Ernest George Shelley

Great Witley plays a part in my family history. My grandfather (above) used to be employed during shooting parties in the village in the 1920s. When the film Gosforth Park came out, it became a firm favourite of mine, not only for being a murder mystery, but because it appeared to portray what my grandfather would have experienced in his role as a member of staff at the shooting parties, allegedly at Witley Court. I even imagined that my grandmother, a parlour maid, might have met my grandfather at one of these events.

The truth of the matter is less glamorous, as the timescale doesn't quite fit the facts. My grandfather was employed as a gardener in the 1930s at a country house called The Foxhills in Wombourne, some 20 miles away in Staffordshire.
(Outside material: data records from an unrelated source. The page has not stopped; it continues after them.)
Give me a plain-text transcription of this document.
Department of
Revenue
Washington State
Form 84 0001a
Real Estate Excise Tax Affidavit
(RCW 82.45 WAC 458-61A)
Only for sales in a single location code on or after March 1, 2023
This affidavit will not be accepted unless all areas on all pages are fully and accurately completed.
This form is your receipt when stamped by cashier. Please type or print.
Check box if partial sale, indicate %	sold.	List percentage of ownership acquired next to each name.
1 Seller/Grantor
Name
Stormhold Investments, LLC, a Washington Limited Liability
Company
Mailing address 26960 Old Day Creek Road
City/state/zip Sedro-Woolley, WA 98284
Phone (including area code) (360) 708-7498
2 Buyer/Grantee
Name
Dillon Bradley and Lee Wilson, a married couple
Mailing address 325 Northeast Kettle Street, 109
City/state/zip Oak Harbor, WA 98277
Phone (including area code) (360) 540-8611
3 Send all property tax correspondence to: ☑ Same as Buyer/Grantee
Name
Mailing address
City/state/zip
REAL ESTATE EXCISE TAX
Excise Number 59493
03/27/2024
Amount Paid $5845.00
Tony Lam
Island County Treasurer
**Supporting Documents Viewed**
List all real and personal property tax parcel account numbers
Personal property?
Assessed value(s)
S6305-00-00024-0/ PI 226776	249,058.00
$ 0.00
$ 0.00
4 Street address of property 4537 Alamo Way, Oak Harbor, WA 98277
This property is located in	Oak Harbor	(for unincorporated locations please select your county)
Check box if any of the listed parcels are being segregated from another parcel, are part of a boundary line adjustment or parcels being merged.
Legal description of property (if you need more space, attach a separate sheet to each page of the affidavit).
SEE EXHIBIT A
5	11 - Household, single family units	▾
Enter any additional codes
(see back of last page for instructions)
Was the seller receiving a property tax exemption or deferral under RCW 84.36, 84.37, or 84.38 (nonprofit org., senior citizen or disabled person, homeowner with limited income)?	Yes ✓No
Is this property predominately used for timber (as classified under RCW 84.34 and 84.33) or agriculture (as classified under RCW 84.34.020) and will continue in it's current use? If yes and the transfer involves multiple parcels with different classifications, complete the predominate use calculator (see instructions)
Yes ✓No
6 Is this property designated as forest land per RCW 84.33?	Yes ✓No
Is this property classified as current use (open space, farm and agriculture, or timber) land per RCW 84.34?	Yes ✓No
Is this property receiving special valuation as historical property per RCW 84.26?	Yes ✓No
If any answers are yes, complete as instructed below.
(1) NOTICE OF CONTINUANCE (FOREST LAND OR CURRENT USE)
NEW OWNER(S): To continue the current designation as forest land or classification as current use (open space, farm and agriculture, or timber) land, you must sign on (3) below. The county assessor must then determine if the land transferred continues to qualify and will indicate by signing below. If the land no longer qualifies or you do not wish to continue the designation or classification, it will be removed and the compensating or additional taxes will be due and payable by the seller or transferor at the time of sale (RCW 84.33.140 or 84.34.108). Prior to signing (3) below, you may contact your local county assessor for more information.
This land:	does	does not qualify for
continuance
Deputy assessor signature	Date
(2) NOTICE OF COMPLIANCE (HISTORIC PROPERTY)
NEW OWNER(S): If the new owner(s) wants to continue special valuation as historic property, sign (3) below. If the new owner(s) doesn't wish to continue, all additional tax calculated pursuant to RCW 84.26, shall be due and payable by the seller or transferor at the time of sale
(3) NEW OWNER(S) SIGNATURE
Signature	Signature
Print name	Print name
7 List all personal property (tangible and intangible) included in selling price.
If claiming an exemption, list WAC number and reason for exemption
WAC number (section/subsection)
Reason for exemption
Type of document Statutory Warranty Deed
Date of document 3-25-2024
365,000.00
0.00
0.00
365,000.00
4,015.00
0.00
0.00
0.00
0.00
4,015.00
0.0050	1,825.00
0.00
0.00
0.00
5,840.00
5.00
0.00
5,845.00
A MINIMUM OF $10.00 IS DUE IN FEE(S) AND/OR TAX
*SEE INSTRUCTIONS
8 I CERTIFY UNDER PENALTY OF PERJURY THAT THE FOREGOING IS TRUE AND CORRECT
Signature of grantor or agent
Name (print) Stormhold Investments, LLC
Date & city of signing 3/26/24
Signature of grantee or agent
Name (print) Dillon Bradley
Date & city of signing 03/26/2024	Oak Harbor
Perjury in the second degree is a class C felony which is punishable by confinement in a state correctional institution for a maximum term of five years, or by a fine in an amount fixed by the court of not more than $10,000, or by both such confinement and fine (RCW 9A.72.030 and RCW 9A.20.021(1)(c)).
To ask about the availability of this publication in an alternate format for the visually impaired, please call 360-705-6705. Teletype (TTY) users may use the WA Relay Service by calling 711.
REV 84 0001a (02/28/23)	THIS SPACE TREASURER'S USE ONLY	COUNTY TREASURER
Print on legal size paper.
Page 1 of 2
On shooting weekends he, along with all the under-gardeners, would be called to Great Witley to be beaters, walking across the fields with sticks, beating the undergrowth to flush out the game for the shooters.

But by this time the famous Witley Court had been sold by its extravagant owner and so the shoots were organised from the nearby Hundred House Hotel.


Hundred House Hotel, Great Witley
(sold in December 2013 and expected to remain a prestigious hotel)
photo courtesy of geograph.org.uk


But my grandfather had another link to Great Witley. His mother, Jane Hick, grew up there. 

I discovered Jane on the 1881 census in Great Witley, working as a domestic servant. In 1891 she was a cook and housekeeper in London. But I hadn't been able to locate her on earlier censuses. So thinking it was about time for another try, I decided to track her father instead, in the hope of finding Jane in the same household.

James Hick, born in 1834 in Herefordshire, duly turned up on the 1871 census with his wife Eleanor and his step-daughter Jane Williams. This explained why I'd failed to find her under the name Jane Hick. Perhaps Jane had been the result of a previous marriage.

Wind back ten years to 1861, the year Jane was born, and there is she is, Jane Williams, aged 2 months, grand-daughter to the head of the household, Thomas Williams, living in Little Witley, with Thomas's unmarried daughter Eleanor, aged 20.

And at the bottom the other inhabitants are listed. Two lodgers. One of them, James Hick, aged 27.

So, was James the father of 2 month-old Jane? Or did he take on the baby when he married Eleanor later that year? Perhaps Jane's birth or baptism records will tell the tale!